RuntimeError: after reduction step 2: cudaErrorAssert: device-side assert triggered

chaslie · October 21, 2020, 10:24am

Help!!!

I have a problem during training. I get the error message in the title when using:

import os
os.environ['CUDA_LAUNCH_BLOCKING'] = "1"

The error is triggered by the following line going to NaN

BCE = F.binary_cross_entropy(out,real_data_I,size_average=False)

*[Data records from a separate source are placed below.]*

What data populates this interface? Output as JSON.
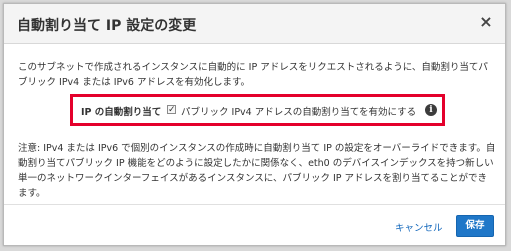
{
  "dialog": {
    "title": "自動割り当て IP 設定の変更",
    "close_label": "×",
    "description": "このサブネットで作成されるインスタンスに自動的に IP アドレスをリクエストされるように、自動割り当てパブリック IPv4 または IPv6 アドレスを有効化します。",
    "setting_label": "IP の自動割り当て",
    "checkbox_checked": true,
    "checkbox_mark": "✓",
    "checkbox_label": "パブリック IPv4 アドレスの自動割り当てを有効にする",
    "info_label": "i",
    "note": "注意: IPv4 または IPv6 で個別のインスタンスの作成時に自動割り当て IP の設定をオーバーライドできます。自動割り当てパブリック IP 機能をどのように設定したかに関係なく、eth0 のデバイスインデックスを持つ新しい単一のネットワークインターフェイスがあるインスタンスに、パブリック IP アドレスを割り当てることができます。",
    "cancel_label": "キャンセル",
    "save_label": "保存",
    "colors": {
      "highlight_border": "#e4002b",
      "primary_button": "#1f77c8",
      "link": "#1166bb"
    }
  }
}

I have tried using Binary cross entropy with Logits and this gives the same error. Since the error happens at random times, I have deduced that its something to do with the input date, however i have looked at the input data its not same input data that triggers the error.

Does anyone have any ideas?

Chaslie

pchandrasekaran · October 21, 2020, 2:02pm

Start of by checking if you have any nan’s in the input. The fact that another loss function causes the error as well tells that there is likely a problem with the input.

chaslie · October 21, 2020, 2:10pm

Pchandrasekaren,

I have checked the inputs and there are no NaN’s in the input.

I have re-run the model removing the sigmoid and using binary cross entropy with logits loss function it seems to be running, at the moment.

The model consists of 2 CVAE’s, and both run and work well with the input data and with the BCE = F.binary_cross_entropy(out,real_data_I,size_average=False) + Sigmoid and the BCE_withLogits and no sigmoid…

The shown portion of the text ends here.